Using a H NMR spectrum to determine the structure of a protein supplement

Question

This question is about the H NMR spectrum of creatine.

Creatine is a supplement taken by athletes to increase body mass. Recently, supplements containing derivatives of creatine have been marketed. These are usually more lipophilic in an attempt to improve uptake.

The 1 H NMR spectrum of one of these supplements in D2O is shown, with some parts magnified:

This particular supplement exists in an ionised form at pH1 but does not exist in an ionised form at pH 12 (I am unsure about this and will come back to it in my question below!)

Using this information we are asked to suggest a structure for the supplement. I was almost right. The answer is:

The mark scheme says that three things can be extracted from the NMR spectrum and the information given:

My question(s):

1. I don't understand the relevance of the pH statement. How does that relate to the structure? How does that relate to the ester group? (this is mentioned in the mark scheme which is attached just above this)

2. How can we use the integrals to calculate that there are 10 C-H protons? I measured the heights of the traces and got, 2.7cm, 4.75cm and 6.9cm but I'm not sure how this leads to '10 C-H protons'...

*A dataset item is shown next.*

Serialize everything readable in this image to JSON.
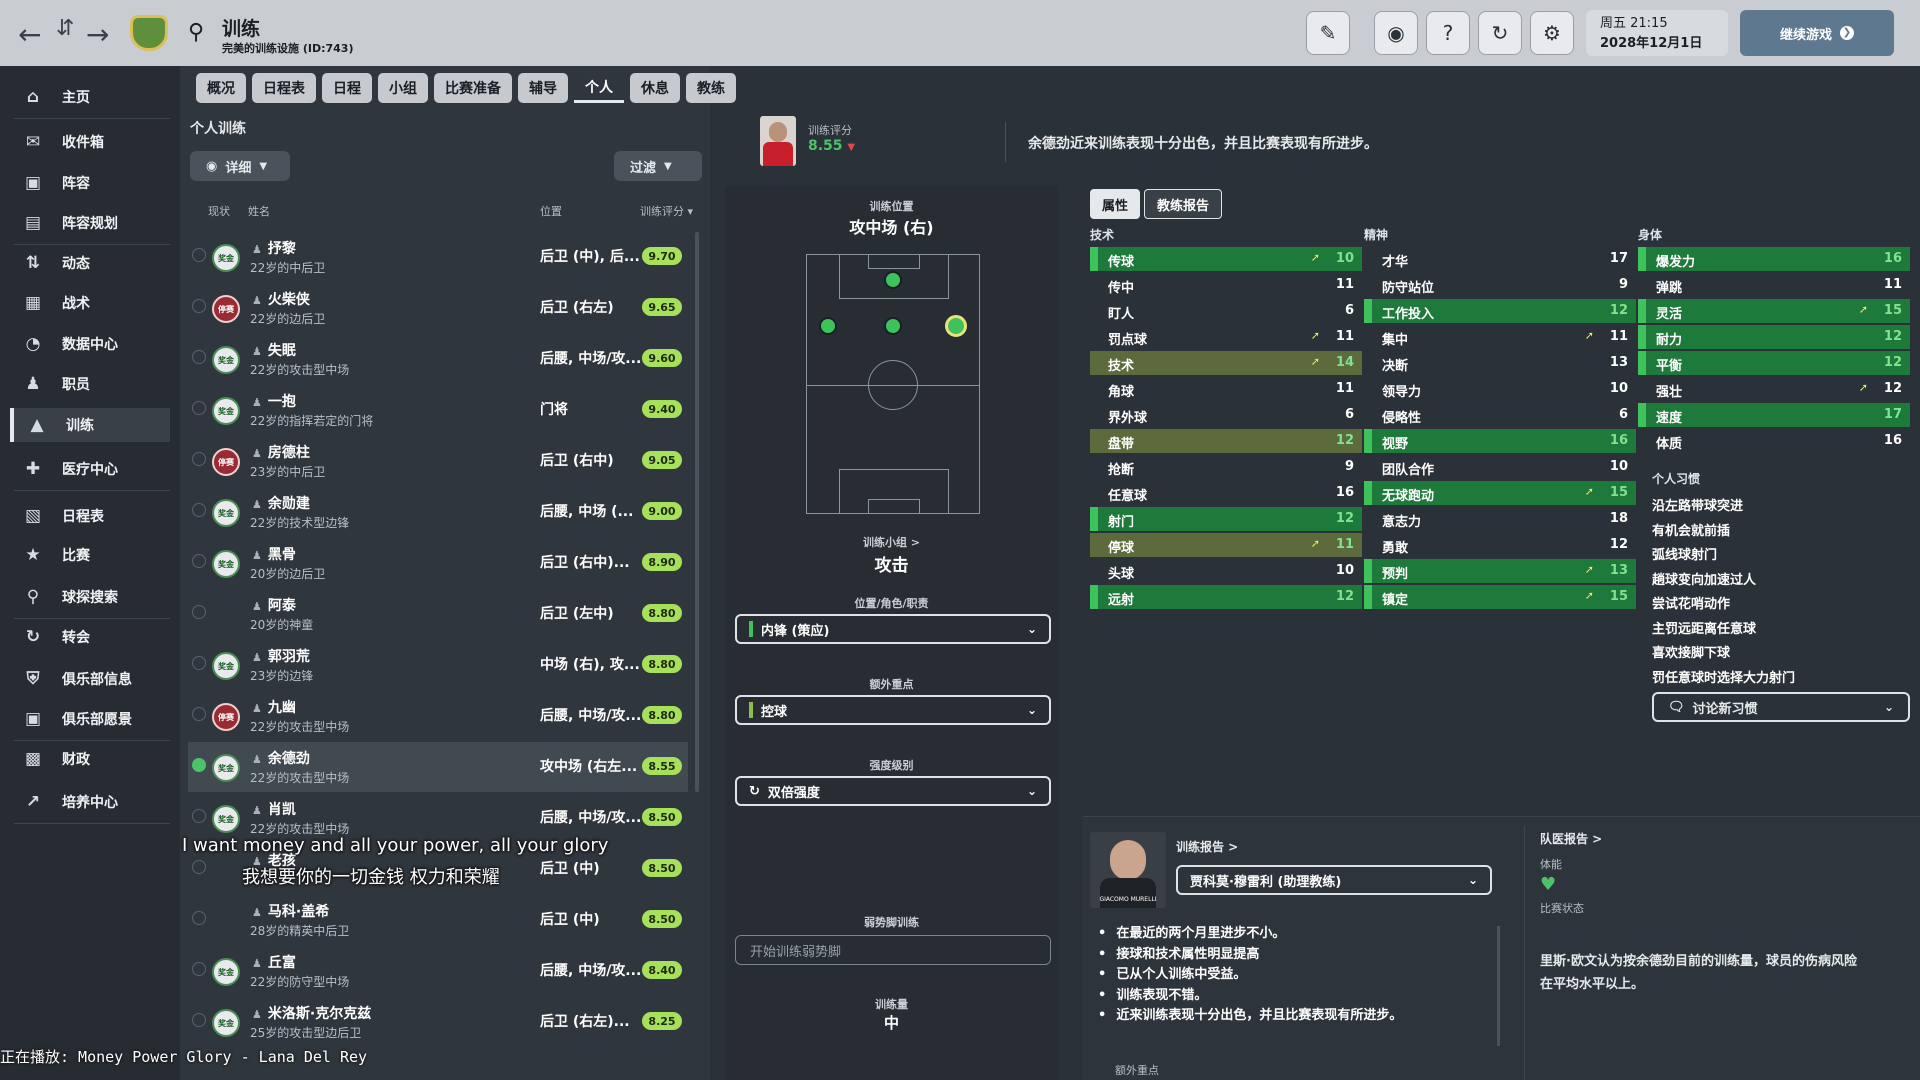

Would really appreciate help on this question and a breakdown of the key points discussed. Many thanks!

Answer 1

Let me try to explain the point about the 10 atoms and the integral.

The area under the peaks and the ratios of these areas correspond to the ratios of the hydrogen atoms. The blue line adds all these areas up as it goes along. That means at the first peak on the left you simply get the area of that peak. But at the second peak you still have the amount from the first peak plus the new area, which is why you have to look at the difference. If we denote the three peak areas as $A_1$, $A_2$, and $A_3$, the height of the blue line goes from $A_1$ to $A_1 + A_2$, then lastly $A_1 + A_2 + A_3$.

With your values we have, $$\begin{aligned} A_1 &= \pu{2.7 cm} \\ A_1+A_2 &= \pu{4.75 cm} \\ A_1+A_2+A_3 &= \pu{6.9 cm} \end{aligned}$$ Which allows us to easily determine $A_2 = \pu{2.05 cm}$ and $A_3 = \pu{2.15 cm}$. (Alternatively you could have simply read off the difference of the blue line between two peaks directly when you measured it).

This gives us the ratios of $\pu{2.7 cm} : \pu{2.05 cm} : \pu{2.15 cm}$. If we assume that the signal at $\pu{1.25 ppm}$ (i.e. $A_3$) is a methyl group with $3$ hydrogen atoms, we can divide all values by $\pu{2.15 cm}$ and multiply by 3 to normalize the ratio. We get approximately hydrogen atom ratios of $3.76 : 2.86 : 3.00$. Rounding the result gives a ratio of $4:3:3$ which agrees with $10$ atoms in total.

Answer 2

So I can answer the first question.

Esters hydrolyse readily in acidic conditions to the constituent acid and alcohols. As there is a signal in the 4.2 to 4.3 range, which falls in the 3.5 to 5.5 range shown by an alpha Hydrogen to an ether group or ester group.

To decide between an ether and ester, the question mentions the fact that the form is ionised at pH=1 and not at pH=12

Answer 3

About Q1:

The whole thing with information that creatine derivative in question exist in ionised form at pH = 12 and doesn't exist in ionised form at pH = 1 tells us that this compound tends to bind protons and doesn't show tendency to dissociate with proton release (as binding proton makes whole compound to adopt positive charge and dissotiation with proton release results in taking an anion form). Simple conclusion coming from this is that this compound has a basic group and no acidic group (that would be stronger acid than H2O).

Therefore logic conclusion from the information that creatine derivative in question doesn't have an acidic group would be that it has somehow modified carboxylic group of the parent compound. How it is modified? Well H NMR spectrum can be of some help. You can see a quartet from oxygen bonded methylene group (at about 4.24 ppm) that is coupled to methyl protons giving rise to triplet (at about 1.25 ppm) - that is some hint of ethyl ester being present in this creatine derivative.

More, this basic group that binds proton in acidic pH and gives rise to ionised form is that nitrogen-rich group, that sometimes is called in general guanidyl group (as it is related to the structure of guanidine). Nitrogen atoms there posses lone electron pairs and can react as base (similiary to amines).